Die P: Ja, klar. Letztendlich ist es wichtig, dass man den Leuten nicht ständig das Gleiche reindrückt. Mir persönlich geht es so. Alle, die Bock auf Musik und HipHop haben, sollten sich kein Beispiel an Instagram-Rappern nehmen. Sie sollen vernünftige Musik hören und sich da ihre Vorbilder suchen. (lacht)
MZEE.com: Der Zeitgeist im Mainstream geht eher in Richtung Modus Mio. Würdest du dir wünschen, dass Boom bap kommerziell erfolgreicher ist?
Die P: Es gibt auf jeden Fall genug Leute, die richtig geilen Boom bap machen, den ich mir reinziehen kann. Aber mir geht es nicht nur um den Transport. Es gibt auch Lelele-Lieder, die ich höre. Wenn ich mir Modus Mio anhöre, ist der Inhalt in einem Großteil der Songs der gleiche. Das hat man alles schon mal gehört. Viele Leute beschäftigen sich erst durch Social Media mit HipHop. Dadurch transportieren sie nur das, was dort präsentiert wird. Einer sitzt mit dem Beat im Auto, ein Kollege sitzt nebenan, der andere filmt mit dem Handy und man trägt eine coole Uhr. Das sind Formeln, die meiner Meinung nach nicht so omnipräsent sein müssen. Ich fände es cool, wenn es eine Mischung wäre. Dann könnte man alles vorstellen und jedem seine Reichweite geben. Es hat sich ja auch gut entwickelt, deutscher HipHop ist so vielfältig. Wir können mittlerweile richtig viele Rubriken abdecken so wie in Amerika.
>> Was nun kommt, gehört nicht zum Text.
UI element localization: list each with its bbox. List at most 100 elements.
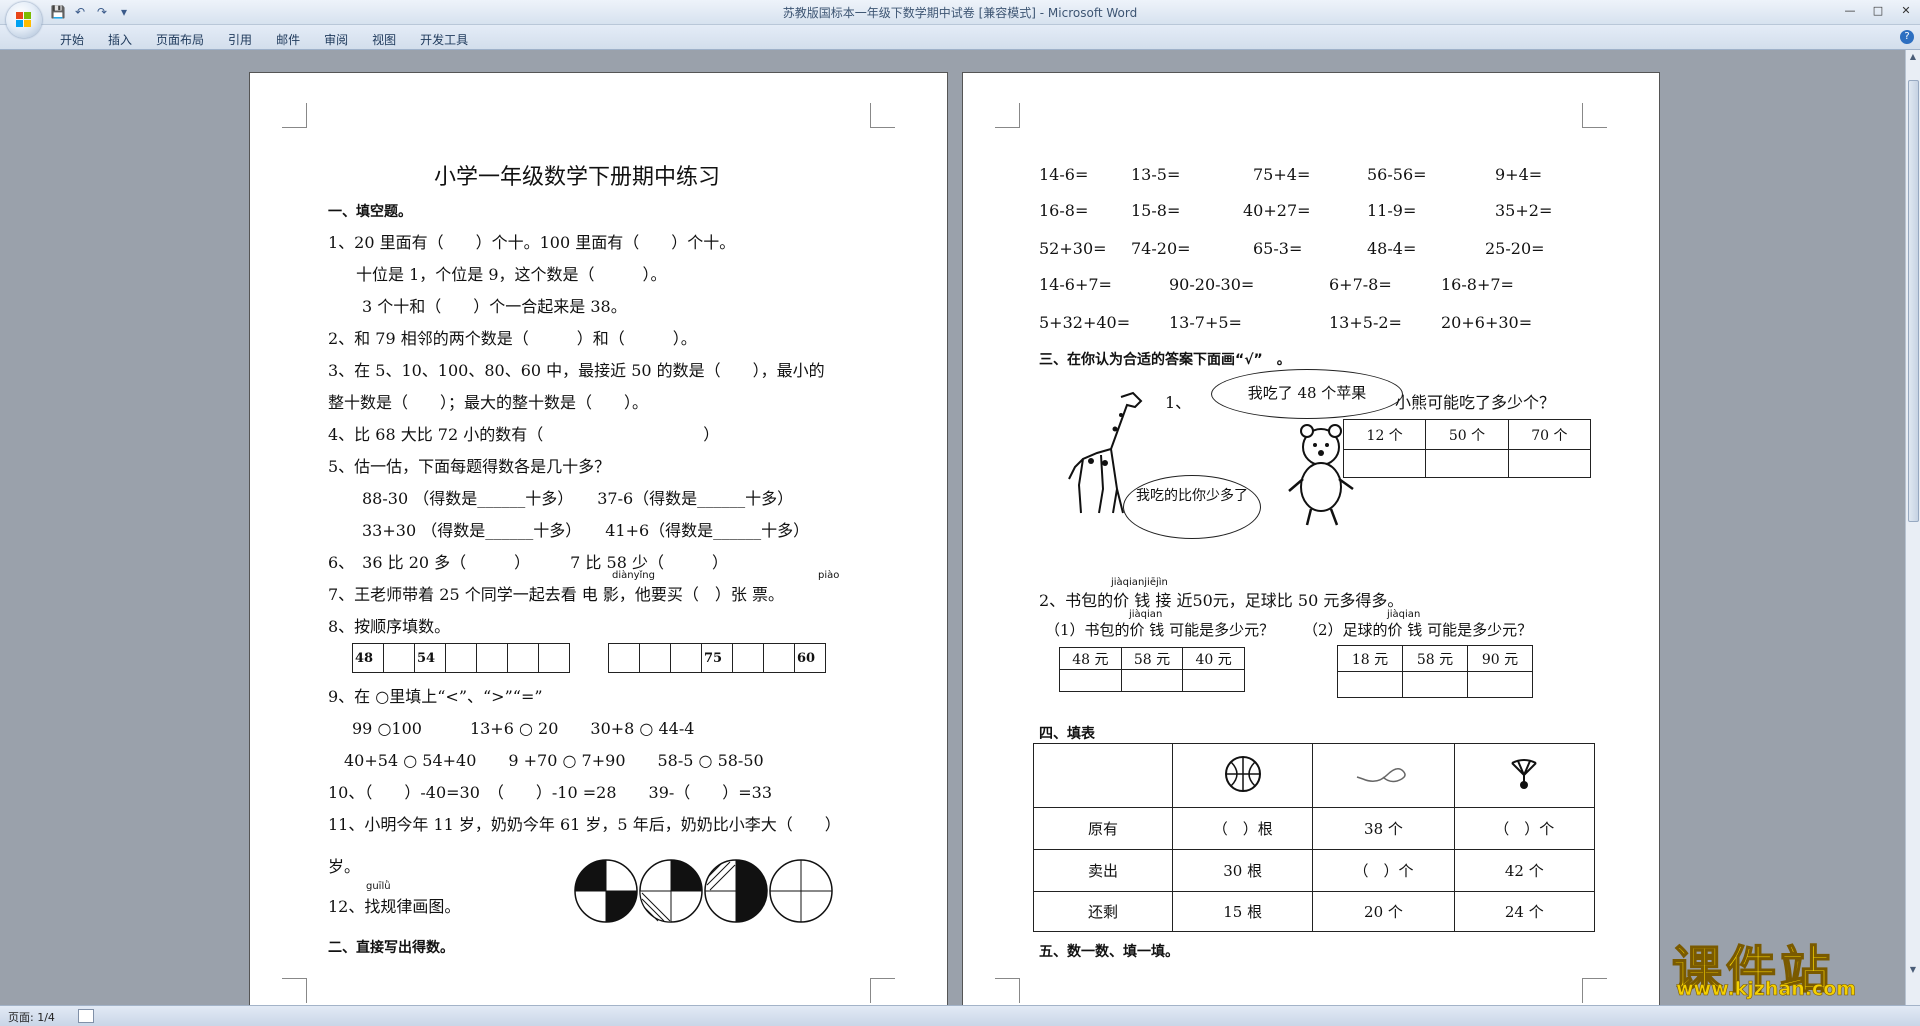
- question-line: 2、和 79 相邻的两个数是（ ）和（ ）。: [328, 329, 697, 348]
- jump-rope-icon: [1357, 767, 1407, 782]
- speech-bubble-giraffe: 我吃了 48 个苹果: [1211, 369, 1403, 419]
- tab-insert[interactable]: 插入: [96, 29, 144, 50]
- question-number: 1、: [1165, 393, 1192, 412]
- sequence-box[interactable]: [639, 643, 671, 673]
- answer-cell[interactable]: [1467, 671, 1533, 698]
- speech-bubble-bear: 我吃的比你少多了: [1123, 475, 1261, 539]
- calc-item: 74-20=: [1131, 239, 1191, 258]
- title-bar: 💾 ↶ ↷ ▾ 苏教版国标本一年级下数学期中试卷 [兼容模式] - Micros…: [0, 0, 1920, 25]
- sequence-box[interactable]: 54: [414, 643, 446, 673]
- crop-mark: [870, 978, 895, 1003]
- scroll-up-icon[interactable]: ▲: [1908, 52, 1918, 62]
- office-logo-icon: [16, 12, 32, 28]
- answer-cell[interactable]: [1182, 669, 1245, 692]
- header-cell: [1171, 743, 1314, 808]
- table-cell[interactable]: （ ）个: [1453, 807, 1596, 850]
- table-cell: 38 个: [1312, 807, 1455, 850]
- question-line: 4、比 68 大比 72 小的数有（ ）: [328, 425, 720, 444]
- sequence-box[interactable]: [670, 643, 702, 673]
- calc-item: 16-8=: [1039, 201, 1089, 220]
- sequence-box[interactable]: [538, 643, 570, 673]
- bear-options-table: 12 个 50 个 70 个: [1342, 419, 1592, 478]
- tab-references[interactable]: 引用: [216, 29, 264, 50]
- close-button[interactable]: ✕: [1892, 0, 1920, 20]
- maximize-button[interactable]: □: [1864, 0, 1892, 20]
- table-cell[interactable]: （ ）个: [1312, 849, 1455, 892]
- section-heading: 二、直接写出得数。: [328, 940, 454, 956]
- question-line: 3、在 5、10、100、80、60 中，最接近 50 的数是（ ），最小的: [328, 361, 825, 380]
- sequence-box[interactable]: 75: [701, 643, 733, 673]
- sequence-box[interactable]: [476, 643, 508, 673]
- pattern-circle: [639, 859, 703, 923]
- page-1: 小学一年级数学下册期中练习 一、填空题。 1、20 里面有（ ）个十。100 里…: [249, 72, 948, 1014]
- sequence-box[interactable]: 48: [352, 643, 384, 673]
- page-2: 14-6= 13-5= 75+4= 56-56= 9+4= 16-8= 15-8…: [962, 72, 1660, 1014]
- pinyin: guīlǜ: [366, 881, 391, 892]
- tab-developer[interactable]: 开发工具: [408, 29, 480, 50]
- calc-item: 13-7+5=: [1169, 313, 1242, 332]
- question-line: 40+54 ○ 54+40 9 +70 ○ 7+90 58-5 ○ 58-50: [344, 751, 764, 770]
- option-cell: 70 个: [1507, 419, 1592, 450]
- sequence-box[interactable]: 60: [794, 643, 826, 673]
- row-label: 卖出: [1033, 849, 1173, 892]
- calc-item: 15-8=: [1131, 201, 1181, 220]
- question-line: 6、 36 比 20 多（ ） 7 比 58 少（ ）: [328, 553, 728, 572]
- crop-mark: [870, 103, 895, 128]
- sequence-box[interactable]: [383, 643, 415, 673]
- calc-item: 14-6=: [1039, 165, 1089, 184]
- scroll-down-icon[interactable]: ▼: [1908, 965, 1918, 975]
- answer-cell[interactable]: [1120, 669, 1184, 692]
- minimize-button[interactable]: —: [1836, 0, 1864, 20]
- answer-cell[interactable]: [1425, 449, 1509, 478]
- sequence-boxes-2: 75 60: [608, 643, 826, 673]
- table-cell[interactable]: （ ）根: [1171, 807, 1314, 850]
- answer-cell[interactable]: [1402, 671, 1468, 698]
- page-title: 小学一年级数学下册期中练习: [434, 165, 721, 190]
- calc-item: 16-8+7=: [1441, 275, 1514, 294]
- question-line: 99 ○100 13+6 ○ 20 30+8 ○ 44-4: [352, 719, 695, 738]
- question-line: 5、估一估，下面每题得数各是几十多？: [328, 457, 611, 476]
- calc-item: 14-6+7=: [1039, 275, 1112, 294]
- pinyin: piào: [818, 570, 840, 581]
- question-line: 88-30 （得数是______十多） 37-6（得数是______十多）: [362, 489, 794, 508]
- table-cell: 20 个: [1312, 891, 1455, 932]
- football-price-table: 18 元 58 元 90 元: [1337, 645, 1533, 698]
- calc-item: 5+32+40=: [1039, 313, 1131, 332]
- calc-item: 40+27=: [1243, 201, 1311, 220]
- sequence-box[interactable]: [507, 643, 539, 673]
- ribbon: 开始 插入 页面布局 引用 邮件 审阅 视图 开发工具 ?: [0, 25, 1920, 50]
- crop-mark: [282, 103, 307, 128]
- vertical-scrollbar[interactable]: ▲ ▼: [1905, 50, 1920, 1005]
- tab-mailings[interactable]: 邮件: [264, 29, 312, 50]
- header-cell: [1312, 743, 1455, 808]
- answer-cell[interactable]: [1337, 671, 1403, 698]
- tab-review[interactable]: 审阅: [312, 29, 360, 50]
- question-line: 7、王老师带着 25 个同学一起去看 电 影，他要买（ ）张 票。: [328, 585, 784, 604]
- crop-mark: [995, 103, 1020, 128]
- office-button[interactable]: [6, 2, 42, 38]
- window-controls: — □ ✕: [1836, 0, 1920, 20]
- tab-page-layout[interactable]: 页面布局: [144, 29, 216, 50]
- calc-item: 35+2=: [1495, 201, 1553, 220]
- answer-cell[interactable]: [1342, 449, 1427, 478]
- sequence-box[interactable]: [445, 643, 477, 673]
- answer-cell[interactable]: [1059, 669, 1122, 692]
- help-icon[interactable]: ?: [1900, 30, 1914, 44]
- answer-cell[interactable]: [1507, 449, 1592, 478]
- pattern-circle[interactable]: [769, 859, 833, 923]
- sequence-box[interactable]: [732, 643, 764, 673]
- section-heading: 一、填空题。: [328, 204, 412, 220]
- question-line: 8、按顺序填数。: [328, 617, 451, 636]
- tab-view[interactable]: 视图: [360, 29, 408, 50]
- tab-home[interactable]: 开始: [48, 29, 96, 50]
- question-line: 整十数是（ ）；最大的整十数是（ ）。: [328, 393, 649, 412]
- scrollbar-thumb[interactable]: [1908, 80, 1919, 522]
- sequence-box[interactable]: [763, 643, 795, 673]
- page-number-indicator[interactable]: 页面: 1/4: [8, 1009, 55, 1025]
- calc-item: 11-9=: [1367, 201, 1417, 220]
- header-blank-cell: [1033, 743, 1173, 808]
- macro-record-icon[interactable]: [78, 1009, 94, 1023]
- sequence-box[interactable]: [608, 643, 640, 673]
- calc-item: 90-20-30=: [1169, 275, 1255, 294]
- option-cell: 58 元: [1120, 647, 1184, 670]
Wir haben geile Drill-, Trap- und Boom bap-Rapper. Das ist alles cool, aber warum denn immer nur die gleiche Sache pushen?
MZEE.com: Während der Corona-Pandemie sitzt der Frust bei vielen Menschen in der Kunst- und Kulturszene wegen der fehlenden Unterstützung der Regierung tief. Wie gehst du mit der Situation um?
Die P: Es ist das härteste Jahr für mich als Musikerin. Ich mache gerne Musik im Studio und habe auch gerne Kontakt mit der Community über Social Media, aber ich lebe existenziell von der Bühne. Dadurch, dass das seit Februar komplett weggefallen ist, habe ich stark mit mir selbst zu kämpfen gehabt. Nach zwei Monaten ohne Auftritt habe ich gemerkt, dass es sich aufstaut. Man lässt auf der Bühne viel raus. Dann habe ich den Fokus auf mein Album gesetzt und mich im Studio verbarrikadiert, um es darüber zu kompensieren. Ich bin auch verärgert über die Politik. Ich wünsche mir ein vernünftiges, langfristiges Konzept für Kunst und Kultur. Es ist eine Essenz, die eine Gesellschaft größtenteils ausmacht. Man weiß nicht, wie es jetzt weitergeht. Es ist sehr schwer, sich gedanklich damit zu befassen. Ich kann nur hoffen, dass die das gedeichselt kriegen. Hätte ich nicht an meinem Album arbeiten können, wüsste ich nicht, wie ich mit der Frustration, nicht auf die Bühne gehen zu können, klargekommen wäre.